NHS England is inviting local areas to take part in a three-year programme trialling integrated health and social care personal budgets.
In a prospectus published today, NHS England revealed details of its ‘integrated personal commissioning’ programme. The scheme, the broad outline of which was trailed by NHS England chief executive Simon Stevens in a speech to council leaders in July, will be trialled in at least 10 pilot areas from April 2015.
The programme is based on two core elements: a person-centred care model that will give people the option of an integrated personal health and social care budget; and an integrated ‘year of care’ capitated payment model that aims to shift incentives to the outcomes of a person’s care rather than rewarding levels of activity in NHS or social care services.
People who take up an integrated personal budget could have it managed by the council, the NHS, the voluntary sector or opt to manage it themselves through a direct payment.
The Think Local Act Personal (TLAP) coalition has also produced a guide on the programme to complement the NHS England prospectus. The guide, written by TLAP programme director Sam Bennett, says that, to-date, efforts at joint assessment by health and social care providers have too often led to alignment, rather than integration, of assessment processes. A series of “misconceptions” have also been commonly held over barriers, including legal obstacles, to bringing health and social care budgets together, the guide adds.
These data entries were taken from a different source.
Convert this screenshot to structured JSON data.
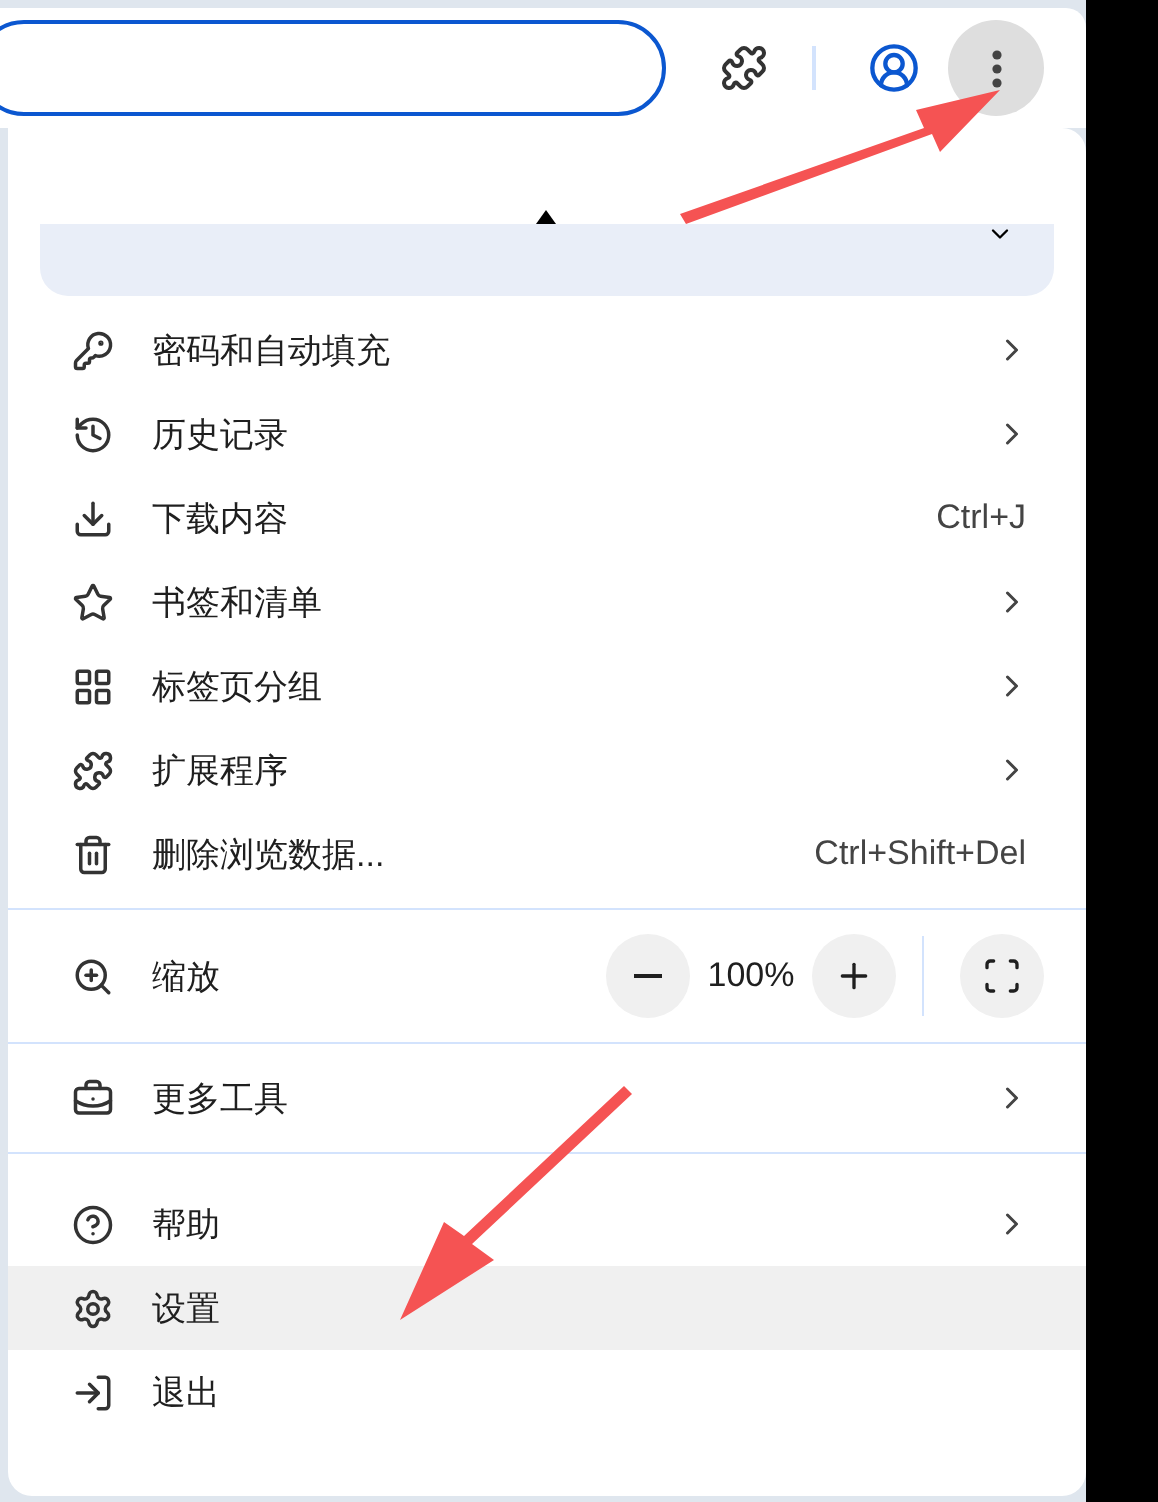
{
  "menu": {
    "groups": [
      {
        "items": [
          {
            "kind": "submenu",
            "label": "密码和自动填充",
            "selected": false
          },
          {
            "kind": "submenu",
            "label": "历史记录",
            "selected": false
          },
          {
            "kind": "shortcut",
            "label": "下载内容",
            "shortcut": "Ctrl+J",
            "selected": false
          },
          {
            "kind": "submenu",
            "label": "书签和清单",
            "selected": false
          },
          {
            "kind": "submenu",
            "label": "标签页分组",
            "selected": false
          },
          {
            "kind": "submenu",
            "label": "扩展程序",
            "selected": false
          },
          {
            "kind": "shortcut",
            "label": "删除浏览数据...",
            "shortcut": "Ctrl+Shift+Del",
            "selected": false
          }
        ]
      },
      {
        "items": [
          {
            "kind": "zoom",
            "label": "缩放",
            "value": "100%",
            "selected": false
          }
        ]
      },
      {
        "items": [
          {
            "kind": "submenu",
            "label": "更多工具",
            "selected": false
          }
        ]
      },
      {
        "items": [
          {
            "kind": "submenu",
            "label": "帮助",
            "selected": false
          },
          {
            "kind": "plain",
            "label": "设置",
            "selected": true
          },
          {
            "kind": "plain",
            "label": "退出",
            "selected": false
          }
        ]
      }
    ]
  }
}
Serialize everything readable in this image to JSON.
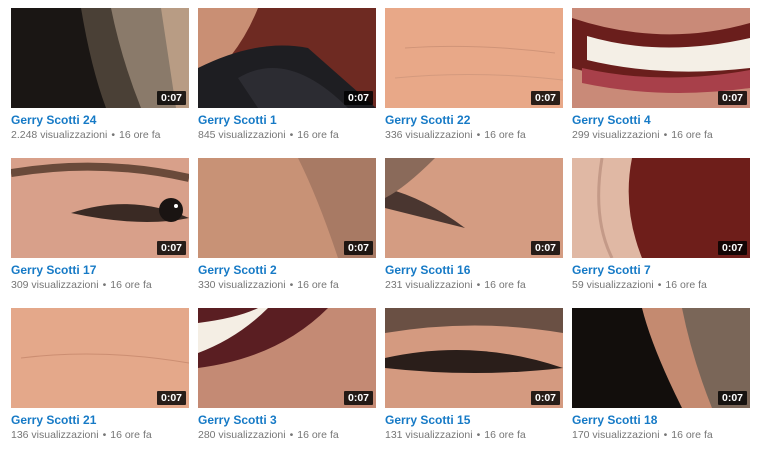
{
  "videos": [
    {
      "title": "Gerry Scotti 24",
      "views": "2.248 visualizzazioni",
      "age": "16 ore fa",
      "duration": "0:07"
    },
    {
      "title": "Gerry Scotti 1",
      "views": "845 visualizzazioni",
      "age": "16 ore fa",
      "duration": "0:07"
    },
    {
      "title": "Gerry Scotti 22",
      "views": "336 visualizzazioni",
      "age": "16 ore fa",
      "duration": "0:07"
    },
    {
      "title": "Gerry Scotti 4",
      "views": "299 visualizzazioni",
      "age": "16 ore fa",
      "duration": "0:07"
    },
    {
      "title": "Gerry Scotti 17",
      "views": "309 visualizzazioni",
      "age": "16 ore fa",
      "duration": "0:07"
    },
    {
      "title": "Gerry Scotti 2",
      "views": "330 visualizzazioni",
      "age": "16 ore fa",
      "duration": "0:07"
    },
    {
      "title": "Gerry Scotti 16",
      "views": "231 visualizzazioni",
      "age": "16 ore fa",
      "duration": "0:07"
    },
    {
      "title": "Gerry Scotti 7",
      "views": "59 visualizzazioni",
      "age": "16 ore fa",
      "duration": "0:07"
    },
    {
      "title": "Gerry Scotti 21",
      "views": "136 visualizzazioni",
      "age": "16 ore fa",
      "duration": "0:07"
    },
    {
      "title": "Gerry Scotti 3",
      "views": "280 visualizzazioni",
      "age": "16 ore fa",
      "duration": "0:07"
    },
    {
      "title": "Gerry Scotti 15",
      "views": "131 visualizzazioni",
      "age": "16 ore fa",
      "duration": "0:07"
    },
    {
      "title": "Gerry Scotti 18",
      "views": "170 visualizzazioni",
      "age": "16 ore fa",
      "duration": "0:07"
    }
  ],
  "meta_separator": "•"
}
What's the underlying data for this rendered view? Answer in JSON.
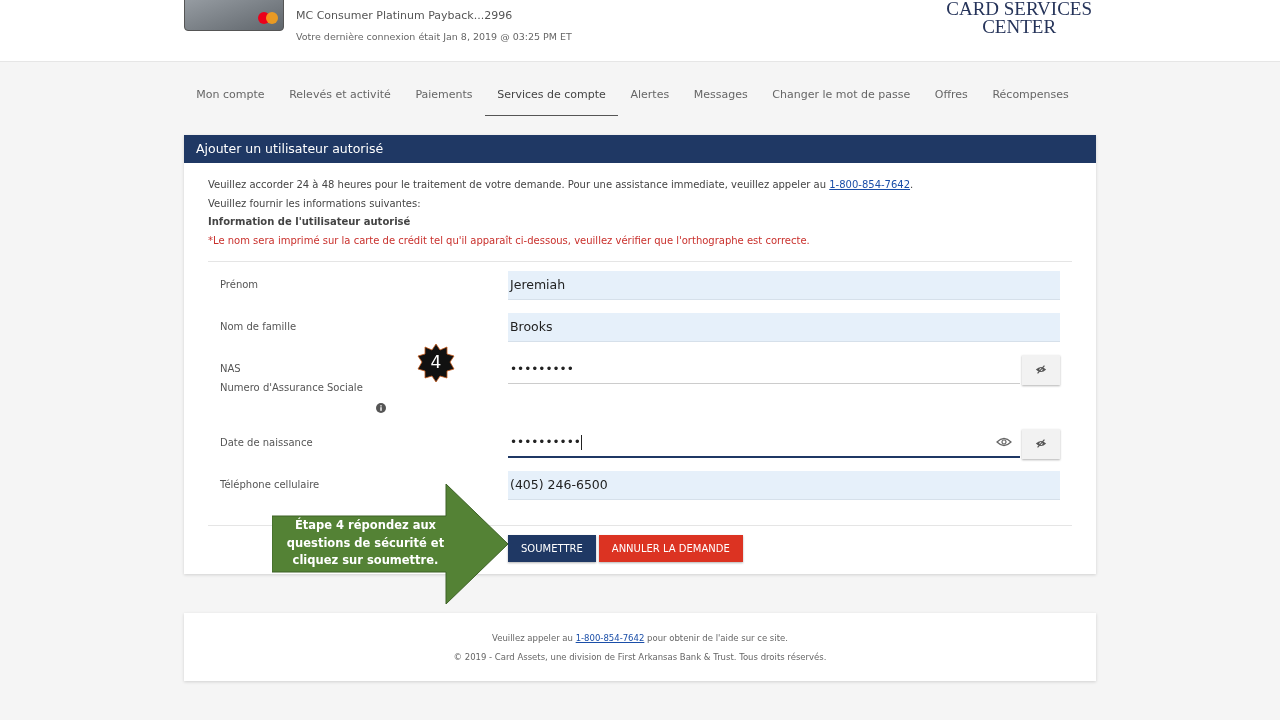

To apply for the programme, local areas must prepare a joint bid between NHS commissioners, councils and at least one voluntary sector partner. Applications must be submitted by the 7 November.
Alluding to today’s report on integrating health and social care by the King’ Fund’s Barker Commission, Stevens said: “Kate Barker and The King’s Fund commission has today rightly described the need for more integrated health and social care for people who need care and their families. While the longer-term debate on how we get there is crucially important, so too is the need to deliver for people today.
“That’s why, for the first time since 1948, from next year integrated personal commissioning means we will start offering fully combined health and social care funding, under the direct control of people using those services.”
Deepen your understanding of the practice and commissioning implications of health and social care integration by signing up for Community Care’s conference on the issue, on 1 October in central London.
David Pearson, president of the Association of Directors of Adult Social Services, said: “We have very much valued the opportunity to contribute to this immensely important initiative which will see personal budgets and direct payments – both of which an integral part of the social care offer in recent times – take a massive, decisive and encouraging step forward.”